SOURCE: US Oil & Gas Corp

US Oil & Gas Corp

January 06, 2010 10:32 ET

United States Oil & Gas Corporation Closes Acquisition of North Dakota Services Company; to Take Advantage of Proximity to Bakken Formation; Existing Propane Customer Sales Growth Expected to Double

AUSTIN, TX--(Marketwire - January 6, 2010) - United States Oil & Gas Corporation (PINKSHEETS: USOG), a growing oil and gas products, services and technology company, is pleased to announce that it has closed its acquisition of United Oil ("United"), a profitable North Dakota-based distributor of refined fuels and other oil-based products. United, along with Turnbull Oil, which USOG purchased in May 2009, is now a wholly owned operating subsidiary of USOG. The purchase was made using a combination of cash, stock and promissory note.

During 2010, the Company will explore available efficiencies from the combined operations with Turnbull. CEO, Alex Tawse commented, "One of our competitive strengths is that our management possesses a unique experience and skill set with improvement of operational efficiencies. We will utilize that strength to lower costs and increase profit."

In addition, there is also significant opportunity for growth through marketing both at the local level and through the increased exposure that comes with being a public company. Notwithstanding the fact that to date United has done very little to no advertising or direct marketing, revenue is expected to total $8 million for the year ending December 31, 2009, with steady growth moving forward. Revenue for 2008 totaled $7 million, to-date the company's best on record.

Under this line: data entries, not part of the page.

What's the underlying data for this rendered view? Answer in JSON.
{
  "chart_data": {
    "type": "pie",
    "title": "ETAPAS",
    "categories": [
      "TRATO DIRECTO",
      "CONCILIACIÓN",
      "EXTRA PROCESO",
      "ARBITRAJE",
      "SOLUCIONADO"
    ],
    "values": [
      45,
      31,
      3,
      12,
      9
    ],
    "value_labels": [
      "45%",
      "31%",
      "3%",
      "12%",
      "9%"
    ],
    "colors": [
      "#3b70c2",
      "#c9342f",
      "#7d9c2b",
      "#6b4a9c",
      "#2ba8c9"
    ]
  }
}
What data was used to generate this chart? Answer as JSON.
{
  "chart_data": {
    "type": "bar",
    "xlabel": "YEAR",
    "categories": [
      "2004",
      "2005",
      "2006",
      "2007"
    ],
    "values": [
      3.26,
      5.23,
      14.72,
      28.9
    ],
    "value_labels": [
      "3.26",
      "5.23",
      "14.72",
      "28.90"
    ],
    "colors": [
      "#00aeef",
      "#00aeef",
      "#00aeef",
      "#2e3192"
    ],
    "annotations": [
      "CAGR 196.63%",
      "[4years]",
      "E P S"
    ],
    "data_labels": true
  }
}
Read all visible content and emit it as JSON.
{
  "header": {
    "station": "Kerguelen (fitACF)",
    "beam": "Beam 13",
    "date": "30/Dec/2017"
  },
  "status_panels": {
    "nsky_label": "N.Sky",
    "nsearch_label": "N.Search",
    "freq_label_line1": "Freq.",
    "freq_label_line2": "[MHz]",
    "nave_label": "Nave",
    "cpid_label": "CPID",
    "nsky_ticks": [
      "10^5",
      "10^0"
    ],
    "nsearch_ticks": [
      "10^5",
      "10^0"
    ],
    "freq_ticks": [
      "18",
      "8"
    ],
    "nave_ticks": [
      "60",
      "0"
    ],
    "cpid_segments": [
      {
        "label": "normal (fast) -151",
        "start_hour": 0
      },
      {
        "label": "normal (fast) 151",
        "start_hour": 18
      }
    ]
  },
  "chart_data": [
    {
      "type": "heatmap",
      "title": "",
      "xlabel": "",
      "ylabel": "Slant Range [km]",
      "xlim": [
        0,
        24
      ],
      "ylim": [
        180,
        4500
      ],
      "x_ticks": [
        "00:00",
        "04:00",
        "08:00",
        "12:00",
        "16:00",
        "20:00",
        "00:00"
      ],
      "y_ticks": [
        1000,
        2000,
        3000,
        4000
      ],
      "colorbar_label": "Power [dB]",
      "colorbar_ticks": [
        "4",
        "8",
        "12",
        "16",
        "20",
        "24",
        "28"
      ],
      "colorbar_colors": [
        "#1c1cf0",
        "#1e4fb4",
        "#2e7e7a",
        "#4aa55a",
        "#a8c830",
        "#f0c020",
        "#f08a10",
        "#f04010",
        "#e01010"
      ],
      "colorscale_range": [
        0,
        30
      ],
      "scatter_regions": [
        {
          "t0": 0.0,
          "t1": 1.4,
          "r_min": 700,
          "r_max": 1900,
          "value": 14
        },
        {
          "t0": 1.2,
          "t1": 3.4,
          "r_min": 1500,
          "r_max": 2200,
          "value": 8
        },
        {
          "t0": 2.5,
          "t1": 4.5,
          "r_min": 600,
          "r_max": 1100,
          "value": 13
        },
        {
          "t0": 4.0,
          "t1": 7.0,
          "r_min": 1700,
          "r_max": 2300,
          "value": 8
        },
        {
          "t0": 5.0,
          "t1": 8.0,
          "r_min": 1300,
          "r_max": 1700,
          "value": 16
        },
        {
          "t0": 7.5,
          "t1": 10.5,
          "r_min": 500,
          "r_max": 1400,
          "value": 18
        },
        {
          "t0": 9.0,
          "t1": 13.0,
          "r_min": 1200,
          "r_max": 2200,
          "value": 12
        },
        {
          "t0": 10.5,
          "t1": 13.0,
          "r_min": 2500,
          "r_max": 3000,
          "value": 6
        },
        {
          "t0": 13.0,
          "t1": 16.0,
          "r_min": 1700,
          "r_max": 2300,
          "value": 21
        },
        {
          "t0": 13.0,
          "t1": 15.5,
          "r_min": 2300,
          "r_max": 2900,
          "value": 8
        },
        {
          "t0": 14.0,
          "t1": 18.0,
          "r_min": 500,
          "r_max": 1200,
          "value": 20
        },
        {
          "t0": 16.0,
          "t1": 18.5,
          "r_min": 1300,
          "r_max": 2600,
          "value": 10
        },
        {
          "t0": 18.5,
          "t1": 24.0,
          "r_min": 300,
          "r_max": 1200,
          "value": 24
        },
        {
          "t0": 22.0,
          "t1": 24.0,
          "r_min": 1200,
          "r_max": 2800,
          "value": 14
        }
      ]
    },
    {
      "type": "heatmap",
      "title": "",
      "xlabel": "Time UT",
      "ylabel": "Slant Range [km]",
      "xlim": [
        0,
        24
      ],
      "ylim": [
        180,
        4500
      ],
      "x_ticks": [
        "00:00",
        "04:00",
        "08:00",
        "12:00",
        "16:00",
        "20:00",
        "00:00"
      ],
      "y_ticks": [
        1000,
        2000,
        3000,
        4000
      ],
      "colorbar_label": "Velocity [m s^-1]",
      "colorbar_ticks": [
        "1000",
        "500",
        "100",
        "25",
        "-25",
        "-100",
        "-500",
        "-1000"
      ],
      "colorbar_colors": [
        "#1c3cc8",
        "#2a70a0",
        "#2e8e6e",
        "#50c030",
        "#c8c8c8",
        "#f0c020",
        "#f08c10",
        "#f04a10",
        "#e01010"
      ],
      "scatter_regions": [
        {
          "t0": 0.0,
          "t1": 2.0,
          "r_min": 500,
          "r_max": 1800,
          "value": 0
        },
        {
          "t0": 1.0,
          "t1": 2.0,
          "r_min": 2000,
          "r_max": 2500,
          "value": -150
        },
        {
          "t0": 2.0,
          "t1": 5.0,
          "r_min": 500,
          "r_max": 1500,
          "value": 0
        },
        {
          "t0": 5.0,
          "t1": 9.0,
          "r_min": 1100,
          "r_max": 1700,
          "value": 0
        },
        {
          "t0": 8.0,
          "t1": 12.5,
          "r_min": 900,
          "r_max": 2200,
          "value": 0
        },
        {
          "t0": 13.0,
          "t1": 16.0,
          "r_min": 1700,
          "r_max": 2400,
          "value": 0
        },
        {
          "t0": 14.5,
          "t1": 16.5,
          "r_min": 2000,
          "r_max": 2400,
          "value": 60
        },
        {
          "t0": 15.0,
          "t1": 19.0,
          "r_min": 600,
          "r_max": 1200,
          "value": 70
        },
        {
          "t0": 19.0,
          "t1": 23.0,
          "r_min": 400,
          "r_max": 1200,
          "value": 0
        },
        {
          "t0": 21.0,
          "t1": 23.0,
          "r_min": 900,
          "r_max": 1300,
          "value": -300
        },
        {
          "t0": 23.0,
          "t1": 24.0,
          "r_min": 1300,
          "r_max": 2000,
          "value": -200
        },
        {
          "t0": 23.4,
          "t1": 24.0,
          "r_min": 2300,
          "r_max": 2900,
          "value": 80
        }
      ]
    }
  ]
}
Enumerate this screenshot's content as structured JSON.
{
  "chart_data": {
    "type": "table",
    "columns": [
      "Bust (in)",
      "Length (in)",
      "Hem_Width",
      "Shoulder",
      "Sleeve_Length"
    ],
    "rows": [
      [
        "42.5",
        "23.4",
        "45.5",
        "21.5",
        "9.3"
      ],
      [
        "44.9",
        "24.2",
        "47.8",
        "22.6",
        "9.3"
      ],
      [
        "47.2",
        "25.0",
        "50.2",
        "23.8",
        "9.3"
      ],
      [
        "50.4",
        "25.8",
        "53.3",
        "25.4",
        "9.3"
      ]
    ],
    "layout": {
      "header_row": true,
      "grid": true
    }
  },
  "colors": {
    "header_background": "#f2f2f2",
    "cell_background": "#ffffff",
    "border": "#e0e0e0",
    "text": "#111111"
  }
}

More details of United's earnings will be provided after the quarter ends.

Importantly, the Bakken Formation discovery in North Dakota, with its estimated 500 billion barrels of accessible oil, the largest since Alaska's Prudhoe Bay, significantly improves the economic landscape for the area. United is well positioned to take advantage of the increased demand for fuel that will come from additional prospecting and drilling that is forecasted.

Last year, United signed 156 new propane customers, 65 of which were added in the fourth quarter alone. During 2010, the company expects to deliver 700,000 gallons of propane to its existing customer base. This represents a 54% increase over sales during 2009. On a dollar basis it equates to approximately $1.25 million of revenue at today's prices.

As the price of propane has increased materially in recent months, United has also benefited from the summer purchase of forward hedges for a significant portion of its propane supply. Now selling at around $1.80 per gallon in N. Dakota, propane prices have risen to over 90% since the summer.

As previously reported, USOG's purchase of United includes all property, equipment and six acres of developable land. Besides United Oil and Gas, Inc., United Propane, United C-Store and an additional gas station and C-store that will soon be operational are part of the acquisition.

Management, which has over 30 years experience in the industry, is contracted to remain with the business for a minimum of three years. The company was started in 2003, and includes a bulk storage plant, and a fleet of tanker trucks.

Located in the northern central portion of North Dakota, United is a profitable oil and gas distribution company which sells diesel, race gasoline, propane, and lubricants to over 400 customers including regional businesses, farms, and private residences. The company offers personal customer service and premium pricing; comparative advantages that have helped attract new customers and increase market share.

About United States Oil & Gas Corp. (USOG.PK)

United States Oil & Gas Corp. is focused on acquiring and growing domestic oil and gas services companies. The company targets small to mid size family-run businesses with historically profitable results, strong balance sheets, high profit margins, and solid management teams in place. The company made its first acquisition, Turnbull Oil, on May 15, 2009. In addition to its acquisition strategy, the company intends is to acquire and/or develop and deploy proprietary technologies that will explore or extract oil and gas trapped in the earth using the latest technologies that create the smallest ecological footprint as possible. The company has two patents pending that support this ancillary strategy but does not rely on revenue generation from this technology in its financial projections.

This Press Release may contain certain forward-looking statements within the meaning of the Private Securities Litigation Reform Act of 1995. USOG has tried, whenever possible, to identify these forward-looking statements using words such as "anticipates," "believes," "estimates," "expects," "plans," "intends," "potential" and similar expressions. These statements reflect USOG's current beliefs and are based upon information currently available to it. Accordingly, such forward-looking statements involve known and unknown risks, uncertainties and other factors which could cause USOG's actual results, performance or achievements to differ materially from those expressed in or implied by such statements. USOG undertakes no obligation to update or provide advice in the event of any change, addition or alteration to the information catered in this Press Release including such forward-looking statements.